Alevi Kürt toplumunda toplumun kurallarına uymayan, düşkün hayatlar yaşayan, suç işleyen insanlara en büyük ceza toplumdan soyutlamakla verilir. İçselleştirerek günümüze kadar taşıdığımız bu güzel ahlakımızı birileri kendi içimize dönen silaha çevirdi. Üstelik Alevi Kürt toplumuna nifak tohumları bilfiil devlet kurumları eliyle ekildi. 

Haksızlıkların ana kaynağı nedir diye düşünürüm. Elbette sistemle ilgili temel nedenler var. Ancak haksızlığı yapanların elini kolaylaştıran en temel argümanın basit bir nedene dayandığını defalarca tecrübe ettim: "Kendi ailesi sahip çıkmıyor biz niye sahip çıkalım...". Bu argümanın karşı izdüşümünde "Kol kırılır yen içinde kalır" anlayışı yatar. Her ikisi de yanlıştır.

Para-militer yapılardan güç bulan sapkın siber çetelerin devletin imkanlarını kullanarak dünyanın en seviyesiz, dünyanın en şerefsiz tezgahlarını kurmasını bir Alevi olarak, bir Kürt olarak, Sosyalist bir kadın olarak anlayabilirim. Ancak yakınlarımın içine düştükleri basiretsizliği anlamakta güçlük çekiyorum.

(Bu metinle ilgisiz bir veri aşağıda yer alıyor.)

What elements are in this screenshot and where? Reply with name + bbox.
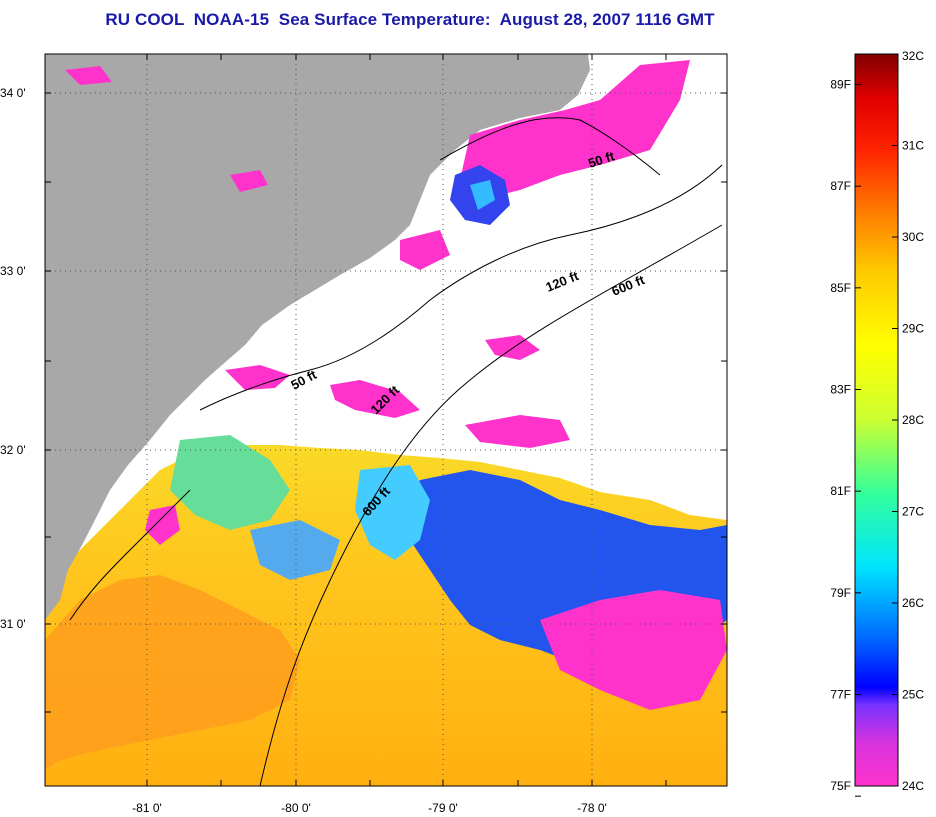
colorbar-celsius-label: 25C	[902, 688, 924, 702]
lon-label-81: -81 0'	[132, 801, 162, 815]
colorbar-celsius-ticks: 32C 31C 30C 29C 28C 27C 26C 25C 24C	[892, 49, 924, 793]
lat-label-33: 33 0'	[0, 264, 26, 278]
map-frame	[44, 53, 728, 787]
land-area	[45, 54, 590, 620]
colorbar-fahrenheit-ticks: 89F 87F 85F 83F 81F 79F 77F 75F	[830, 78, 861, 797]
map-ticks	[45, 54, 727, 786]
lon-label-78: -78 0'	[577, 801, 607, 815]
lon-label-80: -80 0'	[281, 801, 311, 815]
colorbar-fahrenheit-label: 79F	[830, 586, 851, 600]
colorbar-fahrenheit-label: 77F	[830, 688, 851, 702]
cool-water-patches	[65, 60, 727, 710]
colorbar-celsius-label: 27C	[902, 505, 924, 519]
colorbar-fahrenheit-label: 75F	[830, 779, 851, 793]
graticule	[45, 54, 727, 786]
lat-label-32: 32 0'	[0, 443, 26, 457]
lat-label-31: 31 0'	[0, 617, 26, 631]
colorbar-celsius-label: 29C	[902, 322, 924, 336]
lat-label-34: 34 0'	[0, 86, 26, 100]
colorbar-celsius-label: 31C	[902, 139, 924, 153]
colorbar-fahrenheit-label: 89F	[830, 78, 851, 92]
colorbar-celsius-label: 24C	[902, 779, 924, 793]
colorbar-gradient	[854, 53, 899, 787]
colorbar-fahrenheit-label: 81F	[830, 484, 851, 498]
colorbar-fahrenheit-label: 87F	[830, 179, 851, 193]
bathymetry-contours	[69, 117, 723, 786]
colorbar-celsius-label: 28C	[902, 413, 924, 427]
colorbar-celsius-label: 32C	[902, 49, 924, 63]
colorbar-fahrenheit-label: 85F	[830, 281, 851, 295]
chart-title: RU COOL NOAA-15 Sea Surface Temperature:…	[105, 10, 715, 29]
colorbar-celsius-label: 26C	[902, 596, 924, 610]
warm-coastal-band	[45, 575, 300, 770]
colorbar-fahrenheit-label: 83F	[830, 383, 851, 397]
lon-label-79: -79 0'	[428, 801, 458, 815]
colorbar-celsius-label: 30C	[902, 230, 924, 244]
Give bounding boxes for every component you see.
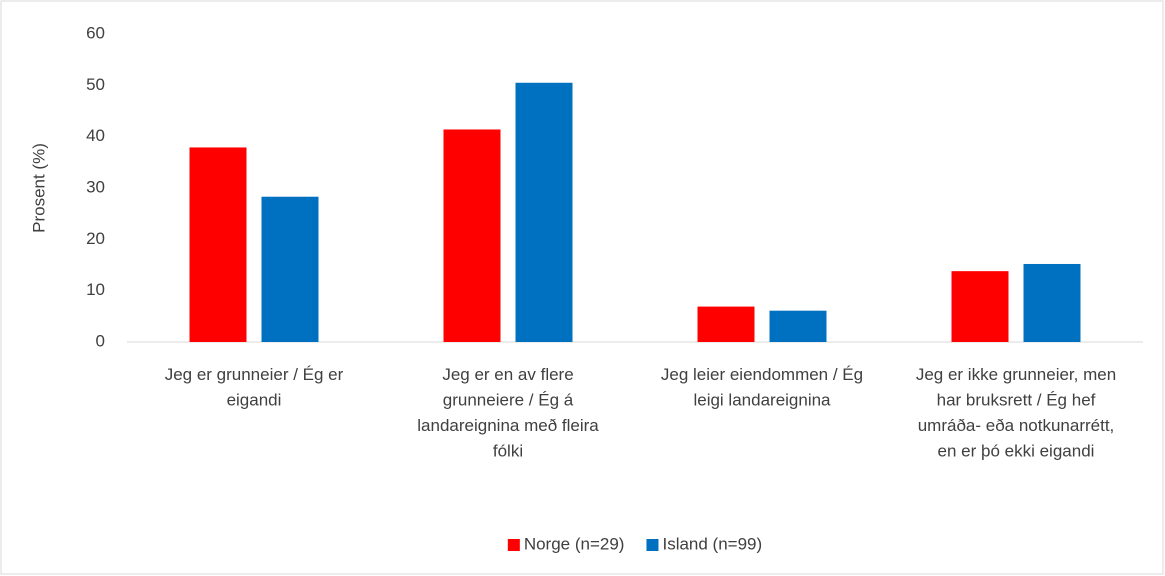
y-tick-label: 30: [86, 177, 105, 196]
y-tick-label: 20: [86, 229, 105, 248]
legend-swatch: [646, 539, 659, 551]
x-tick-label: Jeg leier eiendommen / Ég leigi landareig…: [661, 365, 863, 410]
bar: [769, 310, 827, 342]
x-tick-label: Jeg er en av flere grunneiere / Ég á landa…: [417, 365, 599, 461]
legend-label: Norge (n=29): [524, 534, 625, 553]
y-tick-label: 10: [86, 280, 105, 299]
bar: [1023, 263, 1081, 342]
x-tick-label: Jeg er grunneier / Ég er eigandi: [165, 365, 344, 410]
y-tick-label: 40: [86, 126, 105, 145]
y-axis-label: Prosent (%): [29, 143, 48, 233]
bar: [261, 196, 319, 342]
bar: [951, 271, 1009, 342]
legend-swatch: [507, 539, 520, 551]
y-tick-label: 50: [86, 75, 105, 94]
bar: [697, 306, 755, 342]
x-tick-label: Jeg er ikke grunneier, men har bruksrett …: [916, 365, 1116, 461]
bar: [443, 129, 501, 342]
bar: [515, 82, 573, 343]
bar: [189, 147, 247, 342]
y-tick-label: 60: [86, 23, 105, 42]
y-tick-label: 0: [96, 331, 105, 350]
legend-label: Island (n=99): [662, 534, 762, 553]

Kurumsal destekli nitelikli iftiralar  ortaya çıkmış olmasaydı, ailemin duyarsızlığının bir nebze anlamı olurdu. Ancak yıllara uzanan şeytani düzeneklerde üretilmiş seviyesiz iftiralar bugün kanıtlarıyla gün gibi ortada. Başta annem olmak üzere aleyhimdeki nitelikli iftiralara inananların  kimler tarafından hangi kanallardan manipule edildiğini bulmak gerekir. Alevi toplumunun içine kadar sızan faşist yapılanmaların ifşa edilmesine ihtiyaç var.





Bu blogdaki popüler yayınlar

Henüz 13 Yaşındaki Berfin Demir'in İntiharı Araştırılsın!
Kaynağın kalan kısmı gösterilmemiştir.